Thanks Matt. When I right click and go to properties --> settings, the highest I can go to is 1450x1050. How can I harness this power?


----------



## TheMatt (May 9, 2006)

Use an external monitor. A lot of the 19" and 20" CRTs can support 1600 x 1200. Additionally 20" LCDs and larger have native resolutions that are higher so check the native resolution of an LCD before you buy it.


----------



## 1 g0t 0wn3d (Jan 31, 2007)

I think that he means on the laptops normal screen if that is the case then you can not.


----------



## TheMatt (May 9, 2006)

1 g0t 0wn3d said:


> I think that he means on the laptops normal screen if that is the case then you can not.
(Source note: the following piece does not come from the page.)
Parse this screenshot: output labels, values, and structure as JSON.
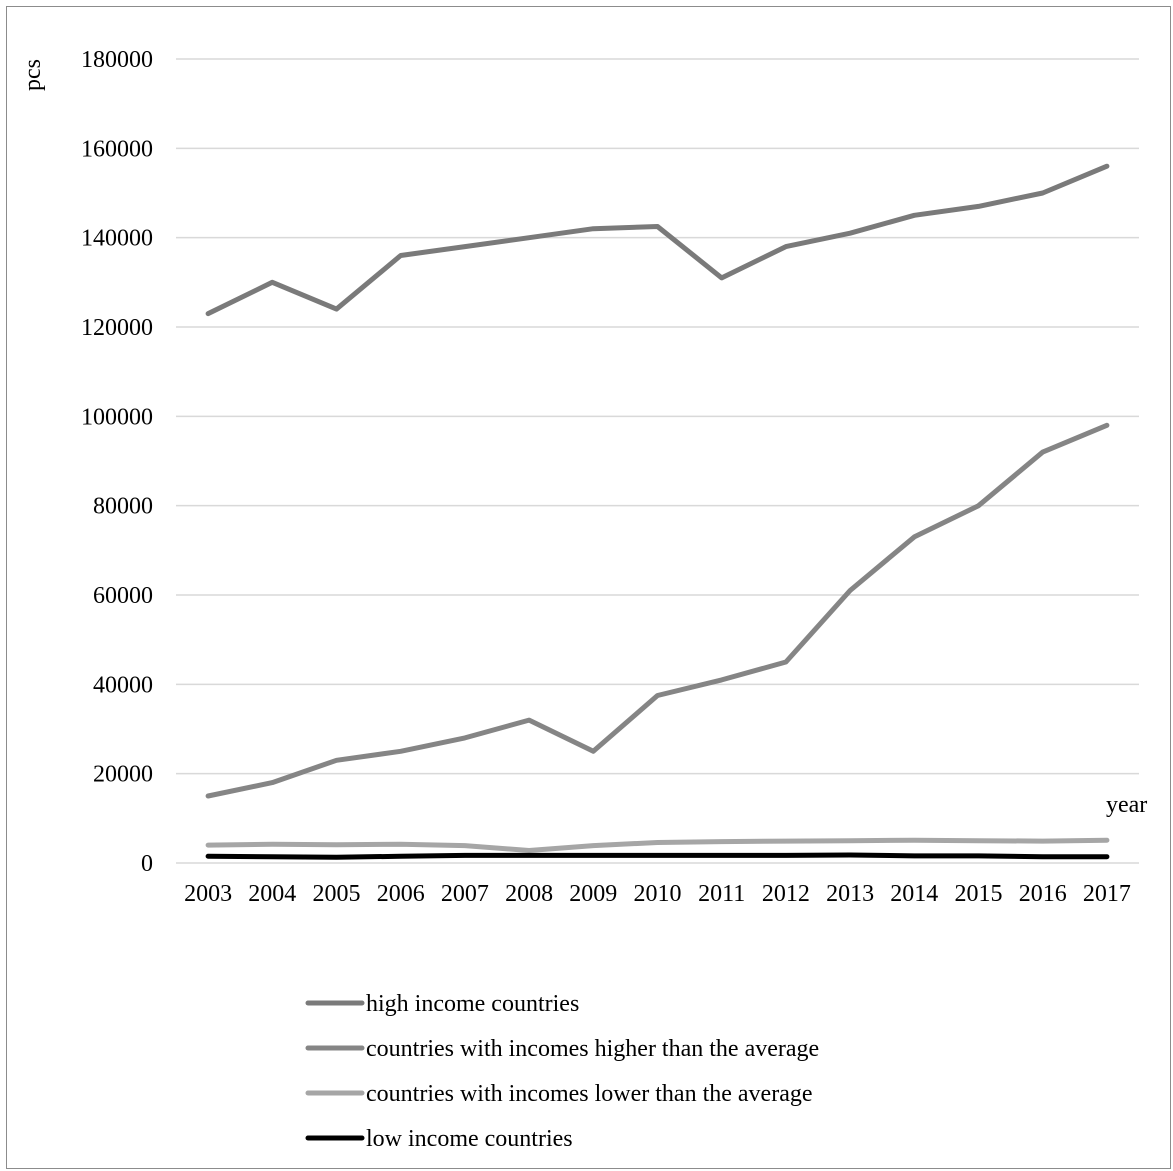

Correct. You can only run LCDs at their native resolution or lower. 1400 x 1050 is a pretty good resolution for a laptop display. Is there any particular reason you need a higher resolution display.


----------



## mynameizgreg (Sep 21, 2007)

I play online poker and the default table size on sites that cannot resize tables is exactly 1/4 the screen of a 1600x1200 display (minus the toolbar). Any less screen resolution and I will have overlap on the tables. 

I got the laptop because it is standardized through my school. I am considering getting a different laptop because of this issue. I actually have 2 Dell 20" FPS I think 2007 or something, but sometimes I like to lay on a couch and play. 

Would I be able to buy a new screen for my laptop, since the monitor seems to be limiting resouce?


----------



## TheMatt (May 9, 2006)

Technically yes, however the upgraded LCD will end up costing over $100. I would look at an external monitor. Any quality 17" and most 19" CRTs will be able to handle 1600 x 1200. If you have an LCD it has to have a native resolution of 1600 x 1200 to be able to run it.


----------



## mynameizgreg (Sep 21, 2007)

I don't mind paying for the upgraded LCD (I want the convenience of the portability of the laptop). How do I go about buying one?


----------



## TheMatt (May 9, 2006)

I can't seem to find any display hardware for the R60, but I would take it to a local shop and have them order the part and install it.


----------



## mynameizgreg (Sep 21, 2007)

Thanks Matt. You've been very helpful.


----------



## TheMatt (May 9, 2006)

You're welcome. Good luck with the upgrade.


----------